Since we saw a decrease in ATP levels, we examined whether the addition of glucose to NK cells during the exposure to ziram would replenish NK ATP levels (via the glycolytic pathway). The results showed that glucose supplementation had no impact on the ziram-induced decreases in ATP level. This suggests that ATP generation by the glycolytic pathway is not sufficient to overcome the negative effects of ziram on NK cell ATP levels.
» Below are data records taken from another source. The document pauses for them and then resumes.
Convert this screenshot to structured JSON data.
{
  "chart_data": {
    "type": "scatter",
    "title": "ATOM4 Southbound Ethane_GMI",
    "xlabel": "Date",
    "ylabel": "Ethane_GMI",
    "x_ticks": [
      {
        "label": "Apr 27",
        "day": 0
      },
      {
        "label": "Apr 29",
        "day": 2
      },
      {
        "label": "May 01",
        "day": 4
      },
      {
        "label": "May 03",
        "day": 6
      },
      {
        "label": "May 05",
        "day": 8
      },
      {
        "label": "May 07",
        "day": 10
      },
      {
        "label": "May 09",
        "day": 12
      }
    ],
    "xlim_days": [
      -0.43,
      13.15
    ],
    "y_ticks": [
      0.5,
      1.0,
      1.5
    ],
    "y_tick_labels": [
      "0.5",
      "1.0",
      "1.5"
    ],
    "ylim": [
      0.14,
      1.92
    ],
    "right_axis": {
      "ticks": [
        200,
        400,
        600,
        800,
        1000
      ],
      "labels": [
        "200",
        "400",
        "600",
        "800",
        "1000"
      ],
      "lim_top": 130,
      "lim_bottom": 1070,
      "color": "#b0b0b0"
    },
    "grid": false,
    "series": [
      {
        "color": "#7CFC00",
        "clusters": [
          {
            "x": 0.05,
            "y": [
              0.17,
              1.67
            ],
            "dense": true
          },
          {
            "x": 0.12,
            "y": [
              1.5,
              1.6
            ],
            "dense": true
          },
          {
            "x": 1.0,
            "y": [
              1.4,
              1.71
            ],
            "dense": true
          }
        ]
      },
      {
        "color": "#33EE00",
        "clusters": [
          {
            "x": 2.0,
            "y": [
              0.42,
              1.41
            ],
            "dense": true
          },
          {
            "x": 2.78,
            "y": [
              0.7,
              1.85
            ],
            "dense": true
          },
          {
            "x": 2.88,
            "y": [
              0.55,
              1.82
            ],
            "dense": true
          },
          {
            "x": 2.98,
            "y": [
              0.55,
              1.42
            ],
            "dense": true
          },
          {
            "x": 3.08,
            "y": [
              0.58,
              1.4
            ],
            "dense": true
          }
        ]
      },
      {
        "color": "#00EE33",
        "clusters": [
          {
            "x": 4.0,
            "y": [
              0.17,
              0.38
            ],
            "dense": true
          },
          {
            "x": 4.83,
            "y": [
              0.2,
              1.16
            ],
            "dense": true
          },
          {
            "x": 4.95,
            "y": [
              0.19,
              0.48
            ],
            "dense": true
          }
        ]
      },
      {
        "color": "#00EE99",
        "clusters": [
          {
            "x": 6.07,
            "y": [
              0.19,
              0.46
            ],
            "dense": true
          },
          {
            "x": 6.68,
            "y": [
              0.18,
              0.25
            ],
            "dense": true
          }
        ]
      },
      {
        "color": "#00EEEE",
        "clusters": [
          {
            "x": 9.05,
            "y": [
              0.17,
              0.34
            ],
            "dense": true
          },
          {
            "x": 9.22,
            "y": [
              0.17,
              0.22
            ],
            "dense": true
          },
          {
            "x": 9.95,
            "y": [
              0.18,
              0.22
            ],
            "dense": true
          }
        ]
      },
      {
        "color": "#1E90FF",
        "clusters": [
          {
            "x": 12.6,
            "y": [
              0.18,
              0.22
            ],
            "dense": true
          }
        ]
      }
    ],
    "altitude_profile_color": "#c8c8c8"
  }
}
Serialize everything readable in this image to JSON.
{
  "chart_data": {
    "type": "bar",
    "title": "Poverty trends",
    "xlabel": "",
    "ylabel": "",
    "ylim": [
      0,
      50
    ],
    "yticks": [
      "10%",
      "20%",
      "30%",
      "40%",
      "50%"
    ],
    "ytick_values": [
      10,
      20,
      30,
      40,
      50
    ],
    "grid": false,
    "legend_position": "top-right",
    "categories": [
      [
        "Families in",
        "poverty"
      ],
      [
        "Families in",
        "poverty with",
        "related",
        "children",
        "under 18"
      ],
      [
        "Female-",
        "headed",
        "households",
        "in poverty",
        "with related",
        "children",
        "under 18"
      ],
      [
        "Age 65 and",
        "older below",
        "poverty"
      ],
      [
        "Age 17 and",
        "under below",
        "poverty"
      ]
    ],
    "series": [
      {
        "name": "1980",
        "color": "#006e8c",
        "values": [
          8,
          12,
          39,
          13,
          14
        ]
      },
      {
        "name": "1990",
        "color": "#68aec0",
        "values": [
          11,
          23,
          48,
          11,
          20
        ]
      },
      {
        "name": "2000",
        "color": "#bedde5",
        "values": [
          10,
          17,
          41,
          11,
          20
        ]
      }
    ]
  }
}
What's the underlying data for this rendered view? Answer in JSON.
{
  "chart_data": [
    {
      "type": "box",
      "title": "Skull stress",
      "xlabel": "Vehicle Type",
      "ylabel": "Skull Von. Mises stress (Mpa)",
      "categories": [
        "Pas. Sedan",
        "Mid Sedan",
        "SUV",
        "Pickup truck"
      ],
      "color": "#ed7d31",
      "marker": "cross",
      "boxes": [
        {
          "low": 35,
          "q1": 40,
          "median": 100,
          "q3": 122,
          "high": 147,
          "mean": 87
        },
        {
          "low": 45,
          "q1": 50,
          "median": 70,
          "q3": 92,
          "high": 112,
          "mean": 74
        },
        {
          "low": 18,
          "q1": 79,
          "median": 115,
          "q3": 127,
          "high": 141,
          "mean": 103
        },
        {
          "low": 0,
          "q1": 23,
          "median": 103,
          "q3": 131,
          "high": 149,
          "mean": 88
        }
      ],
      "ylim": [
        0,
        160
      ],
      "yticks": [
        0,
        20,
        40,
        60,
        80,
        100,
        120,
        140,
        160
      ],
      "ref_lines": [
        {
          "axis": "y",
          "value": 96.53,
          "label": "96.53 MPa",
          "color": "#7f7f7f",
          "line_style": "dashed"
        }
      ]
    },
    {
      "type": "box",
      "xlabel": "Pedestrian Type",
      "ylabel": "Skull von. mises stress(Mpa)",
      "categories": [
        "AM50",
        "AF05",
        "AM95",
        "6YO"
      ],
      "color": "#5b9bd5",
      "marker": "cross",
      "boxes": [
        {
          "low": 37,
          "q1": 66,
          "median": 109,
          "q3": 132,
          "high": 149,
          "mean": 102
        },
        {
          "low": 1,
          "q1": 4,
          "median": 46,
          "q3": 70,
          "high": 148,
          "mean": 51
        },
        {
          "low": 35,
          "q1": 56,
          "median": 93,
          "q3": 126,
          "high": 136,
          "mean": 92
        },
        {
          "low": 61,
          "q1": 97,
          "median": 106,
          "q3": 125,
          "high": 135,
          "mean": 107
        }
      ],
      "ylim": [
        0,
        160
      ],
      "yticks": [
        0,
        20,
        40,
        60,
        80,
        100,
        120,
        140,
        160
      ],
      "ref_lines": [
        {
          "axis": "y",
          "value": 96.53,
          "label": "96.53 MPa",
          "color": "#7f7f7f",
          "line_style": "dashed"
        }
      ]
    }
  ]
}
In summary these results indicate that: (1) ziram exposure can decrease the target-binding function of NK cells; (2) decreased binding function does not necessarily accompany the loss of lytic function seen with ziram exposures; (3) decreased expression of the cell surface proteins examined cannot account for the ziram-induced loss of binding function; (4) certain ziram exposures decrease the levels of ATP in NK cells; (5) decreases in ATP do not necessarily accompany loss of lytic function; (6) glucose supplementation cannot overcome ziram-induced decreases in ATP levels.
This research was supported by Grant S06GM008092-32 from the National Institutes of Health.